Des ouvriers déchargent la caisse spécialement conçue pour le transport de la tapisserie de Bayeux, au British Museum, à Londres, tôt le 10 juillet 2026.© AFP / Richard A. Brooks

Il est un peu moins de trois heures, heure de Londres, dans la nuit du jeudi 9 au vendredi 10 juillet, quand un camion jaune sans inscription franchit, derrière son escorte de police, le portail arrière du British Museum, à Londres. Dans la remorque, un caisson doublé d'une cage métallique. Et dans ce caisson, un trésor du XIe siècle : la tapisserie de Bayeux.
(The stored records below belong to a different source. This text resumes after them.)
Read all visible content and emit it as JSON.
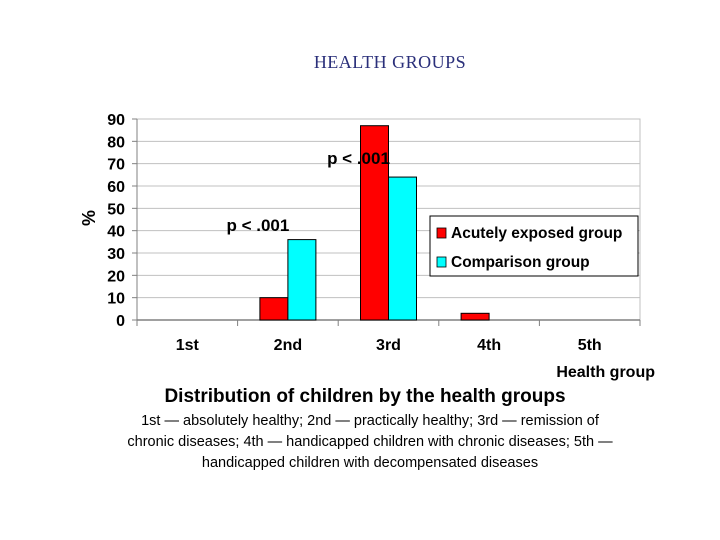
{
  "slide": {
    "title": "HEALTH GROUPS"
  },
  "chart_data": {
    "type": "bar",
    "title": "Distribution of children by the health groups",
    "xlabel": "Health group",
    "ylabel": "%",
    "ylim": [
      0,
      90
    ],
    "yticks": [
      0,
      10,
      20,
      30,
      40,
      50,
      60,
      70,
      80,
      90
    ],
    "grid": true,
    "categories": [
      "1st",
      "2nd",
      "3rd",
      "4th",
      "5th"
    ],
    "series": [
      {
        "name": "Acutely exposed group",
        "color": "#ff0000",
        "values": [
          0,
          10,
          87,
          3,
          0
        ]
      },
      {
        "name": "Comparison group",
        "color": "#00ffff",
        "values": [
          0,
          36,
          64,
          0,
          0
        ]
      }
    ],
    "legend_position": "right",
    "annotations": [
      {
        "text": "p < .001",
        "category": "2nd",
        "y": 43
      },
      {
        "text": "p < .001",
        "category": "3rd",
        "y": 73
      }
    ]
  },
  "description": {
    "lines": [
      "1st  — absolutely healthy; 2nd  — practically healthy; 3rd  — remission of",
      "chronic diseases; 4th  — handicapped children with chronic diseases; 5th  —",
      "handicapped children with decompensated diseases"
    ]
  }
}
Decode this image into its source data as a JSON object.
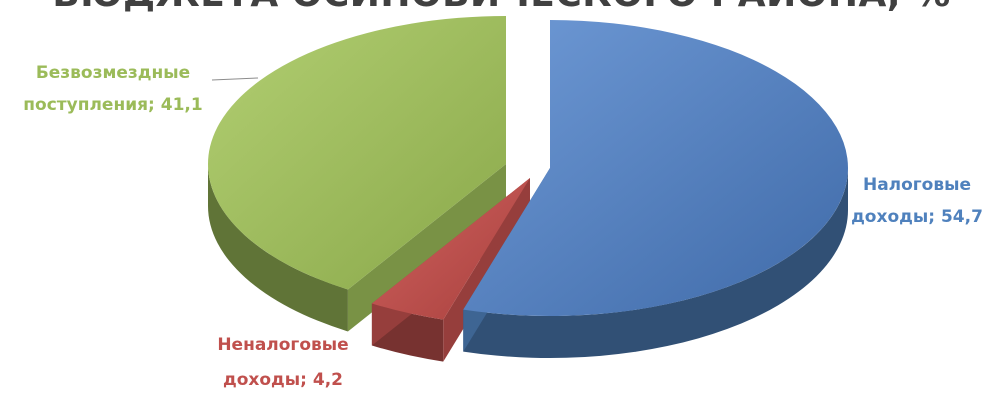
{
  "chart_data": {
    "type": "pie",
    "title": "БЮДЖЕТА ОСИНОВИЧЕСКОГО РАЙОНА, %",
    "categories": [
      "Налоговые доходы",
      "Неналоговые доходы",
      "Безвозмездные поступления"
    ],
    "values": [
      54.7,
      4.2,
      41.1
    ],
    "data_labels": [
      [
        "Налоговые",
        "доходы; 54,7"
      ],
      [
        "Неналоговые",
        "доходы; 4,2"
      ],
      [
        "Безвозмездные",
        "поступления; 41,1"
      ]
    ],
    "colors": [
      "#4f81bd",
      "#c0504d",
      "#9bbb59"
    ],
    "style": "3d-exploded",
    "legend": "none"
  }
}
La caisse doublée d'une cage métallique contenant la tapisserie de Bayeux est déchargée puis conduite à l'intérieur du British Museum, dans la nuit du 9 au 10 juillet 2026 à Londres (images AFPTV).© AFP

Des manutentionnaires sortent le chargement à l'aide d'un chariot élévateur, puis le font rouler jusqu'à l'intérieur du musée, sous quelques applaudissements. Le directeur de l'établissement, Nicholas Cullinan, en gilet réfléchissant, serre la main de l'ambassadrice de France, Hélène Duchêne, devant une poignée de journalistes, dont l'AFP. « C'est un moment très émouvant », dit la diplomate, qui salue la « prouesse technique » réussie par les équipes britanniques et françaises.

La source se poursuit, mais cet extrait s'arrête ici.